The Direct Cost of Losing an Employee
When an employee leaves, your real costs include separation, recruiting expenses, hiring a replacement, and training the new staffer. Productivity loss during the ramp up time is a factor as well. So, if one server leaves, it will cost you close to $6000; over $17,000 if a manager calls it quits. If your restaurant loses 10 employees and 2 managers in a year, that is a direct hit to your bottom line to the tune of nearly $100,000.
Why People Leave
While the restaurant industry naturally has a higher level of turnover than other industries, our turnover levels are at their highest point in the last 10 years. (source: TDn2K)
Essentially, people leave managers more than they leave jobs. We have all known or worked for the “nightmare” supervisor – the jerky one who doesn’t know how to talk to people and plays favorites, the clueless one who spends time looking busy without actually accomplishing anything, or the firefighter who raises everyone’s stress level by constantly freaking out rather than preventing or handling the daily ups and downs in the service industry. The truth is, these folks aren’t inherently bad people, they just don’t really know what they are doing wrong or how to get better. Most restaurant managers lack not only experience, but training.

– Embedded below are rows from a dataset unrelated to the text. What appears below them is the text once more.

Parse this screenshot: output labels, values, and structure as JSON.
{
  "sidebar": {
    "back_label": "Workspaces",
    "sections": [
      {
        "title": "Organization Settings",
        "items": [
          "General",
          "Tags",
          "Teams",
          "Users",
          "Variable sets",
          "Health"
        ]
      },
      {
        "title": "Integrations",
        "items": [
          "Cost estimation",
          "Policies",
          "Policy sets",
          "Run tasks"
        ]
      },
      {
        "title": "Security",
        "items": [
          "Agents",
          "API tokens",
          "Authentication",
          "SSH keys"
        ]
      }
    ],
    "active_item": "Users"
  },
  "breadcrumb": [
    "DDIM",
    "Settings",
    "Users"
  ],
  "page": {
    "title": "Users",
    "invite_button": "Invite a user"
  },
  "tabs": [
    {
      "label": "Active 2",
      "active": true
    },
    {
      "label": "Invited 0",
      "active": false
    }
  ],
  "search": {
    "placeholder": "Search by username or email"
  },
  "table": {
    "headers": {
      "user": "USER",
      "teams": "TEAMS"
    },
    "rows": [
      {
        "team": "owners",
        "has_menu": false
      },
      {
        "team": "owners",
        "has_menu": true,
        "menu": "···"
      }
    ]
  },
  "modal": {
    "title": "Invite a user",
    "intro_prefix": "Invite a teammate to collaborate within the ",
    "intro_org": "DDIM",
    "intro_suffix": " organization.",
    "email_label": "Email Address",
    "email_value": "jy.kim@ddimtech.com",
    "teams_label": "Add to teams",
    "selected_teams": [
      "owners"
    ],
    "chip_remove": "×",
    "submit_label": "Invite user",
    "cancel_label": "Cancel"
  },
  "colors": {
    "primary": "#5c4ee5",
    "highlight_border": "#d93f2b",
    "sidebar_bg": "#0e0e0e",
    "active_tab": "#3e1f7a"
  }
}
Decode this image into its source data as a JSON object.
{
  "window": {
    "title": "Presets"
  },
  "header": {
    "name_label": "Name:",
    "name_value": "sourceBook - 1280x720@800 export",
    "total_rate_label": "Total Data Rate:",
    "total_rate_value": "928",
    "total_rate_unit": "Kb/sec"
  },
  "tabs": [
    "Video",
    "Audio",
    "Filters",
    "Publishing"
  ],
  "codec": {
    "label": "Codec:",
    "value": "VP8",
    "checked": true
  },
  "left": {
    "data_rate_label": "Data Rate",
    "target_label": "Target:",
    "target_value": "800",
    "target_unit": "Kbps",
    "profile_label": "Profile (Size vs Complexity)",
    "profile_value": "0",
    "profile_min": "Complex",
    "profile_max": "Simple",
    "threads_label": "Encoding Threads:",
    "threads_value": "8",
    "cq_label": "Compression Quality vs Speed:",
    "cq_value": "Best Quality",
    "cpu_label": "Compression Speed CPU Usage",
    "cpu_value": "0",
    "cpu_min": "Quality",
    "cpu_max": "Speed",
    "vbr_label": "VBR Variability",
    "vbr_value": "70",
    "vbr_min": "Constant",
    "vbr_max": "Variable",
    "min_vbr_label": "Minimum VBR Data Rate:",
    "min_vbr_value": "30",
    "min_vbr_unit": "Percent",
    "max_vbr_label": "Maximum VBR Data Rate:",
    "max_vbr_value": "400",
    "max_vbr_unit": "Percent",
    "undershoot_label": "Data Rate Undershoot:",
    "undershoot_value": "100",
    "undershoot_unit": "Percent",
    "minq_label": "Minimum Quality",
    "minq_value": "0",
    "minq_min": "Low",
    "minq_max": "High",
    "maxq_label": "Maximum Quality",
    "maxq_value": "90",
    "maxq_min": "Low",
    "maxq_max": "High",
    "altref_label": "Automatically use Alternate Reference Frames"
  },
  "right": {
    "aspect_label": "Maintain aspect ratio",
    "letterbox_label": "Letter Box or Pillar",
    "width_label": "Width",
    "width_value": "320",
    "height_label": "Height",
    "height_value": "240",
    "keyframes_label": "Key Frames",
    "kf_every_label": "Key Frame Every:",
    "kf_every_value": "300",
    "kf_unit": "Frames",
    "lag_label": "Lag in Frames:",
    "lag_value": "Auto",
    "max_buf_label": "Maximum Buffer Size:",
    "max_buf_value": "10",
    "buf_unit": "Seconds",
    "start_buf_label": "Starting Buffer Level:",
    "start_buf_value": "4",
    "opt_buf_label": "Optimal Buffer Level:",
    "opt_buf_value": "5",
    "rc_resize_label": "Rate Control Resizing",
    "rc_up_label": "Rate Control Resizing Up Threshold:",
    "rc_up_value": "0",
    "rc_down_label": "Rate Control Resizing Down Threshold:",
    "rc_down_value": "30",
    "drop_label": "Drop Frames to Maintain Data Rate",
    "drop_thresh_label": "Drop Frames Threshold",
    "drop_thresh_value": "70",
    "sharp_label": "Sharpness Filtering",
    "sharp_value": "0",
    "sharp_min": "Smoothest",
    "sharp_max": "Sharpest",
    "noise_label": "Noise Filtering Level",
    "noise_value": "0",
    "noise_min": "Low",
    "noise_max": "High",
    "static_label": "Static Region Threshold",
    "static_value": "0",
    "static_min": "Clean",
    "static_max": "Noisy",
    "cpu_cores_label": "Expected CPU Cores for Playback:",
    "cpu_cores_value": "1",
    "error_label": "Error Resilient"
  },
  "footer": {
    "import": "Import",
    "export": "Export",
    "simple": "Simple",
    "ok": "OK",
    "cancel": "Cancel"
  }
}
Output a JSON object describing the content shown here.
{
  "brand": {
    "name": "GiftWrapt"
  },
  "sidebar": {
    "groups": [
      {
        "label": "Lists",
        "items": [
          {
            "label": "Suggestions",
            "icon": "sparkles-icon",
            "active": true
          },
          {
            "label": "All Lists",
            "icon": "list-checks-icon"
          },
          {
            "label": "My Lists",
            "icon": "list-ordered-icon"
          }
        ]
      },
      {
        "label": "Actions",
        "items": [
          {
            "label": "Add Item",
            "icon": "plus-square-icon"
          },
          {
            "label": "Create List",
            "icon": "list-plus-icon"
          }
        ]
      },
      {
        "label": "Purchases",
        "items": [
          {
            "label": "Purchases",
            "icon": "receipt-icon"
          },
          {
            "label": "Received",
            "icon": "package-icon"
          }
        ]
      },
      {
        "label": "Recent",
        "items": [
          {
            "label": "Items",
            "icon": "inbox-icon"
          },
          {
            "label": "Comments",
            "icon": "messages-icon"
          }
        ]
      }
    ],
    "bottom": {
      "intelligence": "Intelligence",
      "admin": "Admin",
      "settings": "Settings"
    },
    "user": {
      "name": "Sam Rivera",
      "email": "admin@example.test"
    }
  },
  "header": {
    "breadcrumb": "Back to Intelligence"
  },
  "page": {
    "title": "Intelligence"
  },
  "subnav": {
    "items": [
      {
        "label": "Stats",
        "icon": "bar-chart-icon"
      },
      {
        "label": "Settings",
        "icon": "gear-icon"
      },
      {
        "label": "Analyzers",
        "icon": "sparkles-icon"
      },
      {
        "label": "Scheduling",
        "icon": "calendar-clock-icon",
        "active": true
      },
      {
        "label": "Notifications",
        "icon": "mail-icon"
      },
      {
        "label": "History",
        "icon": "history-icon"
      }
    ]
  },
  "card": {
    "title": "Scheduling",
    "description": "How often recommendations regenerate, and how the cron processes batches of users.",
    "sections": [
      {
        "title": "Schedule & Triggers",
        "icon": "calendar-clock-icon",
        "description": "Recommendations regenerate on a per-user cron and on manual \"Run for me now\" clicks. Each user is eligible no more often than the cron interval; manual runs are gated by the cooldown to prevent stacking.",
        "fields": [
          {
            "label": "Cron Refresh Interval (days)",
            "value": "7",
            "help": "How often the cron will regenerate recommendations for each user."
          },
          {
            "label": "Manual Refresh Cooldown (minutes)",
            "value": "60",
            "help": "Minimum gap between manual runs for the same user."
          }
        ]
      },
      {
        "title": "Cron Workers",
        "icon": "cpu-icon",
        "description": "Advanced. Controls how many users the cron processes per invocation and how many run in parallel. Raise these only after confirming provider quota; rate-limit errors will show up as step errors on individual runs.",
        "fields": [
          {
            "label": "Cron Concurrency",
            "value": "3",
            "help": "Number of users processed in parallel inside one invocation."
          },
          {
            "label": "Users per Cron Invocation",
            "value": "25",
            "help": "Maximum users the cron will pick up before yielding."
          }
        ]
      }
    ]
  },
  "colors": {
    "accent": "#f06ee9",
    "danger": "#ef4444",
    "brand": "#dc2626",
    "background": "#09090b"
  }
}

Without time and guidance, their skills are left to chance and it only takes one bad supervisor to generate a whole lot of pain to your bottom line. And if the supervisor lacks confidence in their abilities, they, in turn, are more likely to become dissatisfied and leave – creating a horrendous cycle of turnover that is costing you money and time.
What to Do
Invest in your managers. The firefighter can be taught how to think strategically, manage their emotions and to create systems to prevent disasters. The clueless one can gain confidence and start getting things done. And even the jerky one can be taught how to communicate effectively and how to harness his leadership presence. When you compare the cost of training to the impact of turnover, suddenly training seems like a bargain. Try training and coaching targeted at key supervisory skills such as communication, delegation, giving feedback, hiring for hospitality and the like. If you can train, improve and retain just one manager a year, you will make a happier workplace, have confidence in your managers and save thousands by keeping your team in place.